Monday, March 4, 2013

The Black Hole

     We've entered what so many in the Haitian adoption community call the "Black Hole", short for IBESR.  I have never been more excited to enter such a place in all my life. In the past, this step in the process has taken months and months.  Before all the changes, we would have been given our referral (specific information about our child) before submitting our paperwork to IBESR.  We're about to find out how well the new policies and procedures are working, and whether or not this black hole has gotten smaller.  I pray to God it has!
     Today, the Haitian director from our agency is on her way to Haiti to get her hands on our little one.  I am so restless thinking about the fact that our child could be in her arms this very moment.  All I can think of is "just hug him/her tight".  I wonder what she's saying.  Will she tell him/her that we're coming?  I have prayed and prayed and prayed that our director has and will continue to seek God's will as she seals the deal on our match.  After we get approval from IBESR, our dossier will be sent to the orphanage requested by our agency.  Then the orphanage director will send our dossier back to IBESR along with the dossier of the child we're match with, and IBESR will have to approve the match.  Once that happens, we can be given our referral information.  

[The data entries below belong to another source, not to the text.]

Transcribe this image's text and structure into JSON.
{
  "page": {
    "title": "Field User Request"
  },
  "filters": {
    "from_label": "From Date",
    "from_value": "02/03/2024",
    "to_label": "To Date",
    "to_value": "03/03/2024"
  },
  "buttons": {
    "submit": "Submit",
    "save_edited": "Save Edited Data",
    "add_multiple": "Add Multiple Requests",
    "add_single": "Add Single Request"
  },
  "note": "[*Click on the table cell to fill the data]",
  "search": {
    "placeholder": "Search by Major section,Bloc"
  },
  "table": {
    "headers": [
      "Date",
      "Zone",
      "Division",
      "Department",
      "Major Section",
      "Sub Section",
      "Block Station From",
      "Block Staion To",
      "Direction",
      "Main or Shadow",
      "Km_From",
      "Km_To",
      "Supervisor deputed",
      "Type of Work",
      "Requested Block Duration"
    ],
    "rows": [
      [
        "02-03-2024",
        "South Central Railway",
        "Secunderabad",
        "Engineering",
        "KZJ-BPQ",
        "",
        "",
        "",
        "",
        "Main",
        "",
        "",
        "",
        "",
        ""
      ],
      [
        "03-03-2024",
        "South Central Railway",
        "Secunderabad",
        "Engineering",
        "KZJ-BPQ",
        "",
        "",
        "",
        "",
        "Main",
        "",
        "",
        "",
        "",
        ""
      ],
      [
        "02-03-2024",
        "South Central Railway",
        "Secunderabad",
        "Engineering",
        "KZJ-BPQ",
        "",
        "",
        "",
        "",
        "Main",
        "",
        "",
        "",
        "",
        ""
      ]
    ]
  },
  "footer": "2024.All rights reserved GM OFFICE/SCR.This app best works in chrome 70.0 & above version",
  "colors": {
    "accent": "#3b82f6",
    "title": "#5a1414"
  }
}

    The fact that we have been matched with a child changes everything.  It's hard to explain.  I don't have a name and an age, but I have a picture in my mind.  We don't have to wonder if our baby has been born yet.  Our little angle is across the ocean and my heart aches like you can't even imagine.  I know it's only the beginning, so Lord God please make this swift. 
     My Lord, you are so powerful and mighty, and it's going to take a miracle.  I am asking you, Lord, to intervene and move this mountain.  Before our last basketball game, we talked about Matthew 17:20 and having faith the size of a mustard seed.  That mustard seed that starts off as the smallest of all seeds, but grows to a towering tree with many branches.  Oh, Lord, to have the faith of that mustard seed. Your hands have been all over this from the start.  Thank you.  God, please put your hands around all of our children, your children.  Thank you God, for blessing our family beyond measure and putting us in this position.  May your will be done just as you have planned.  Amen.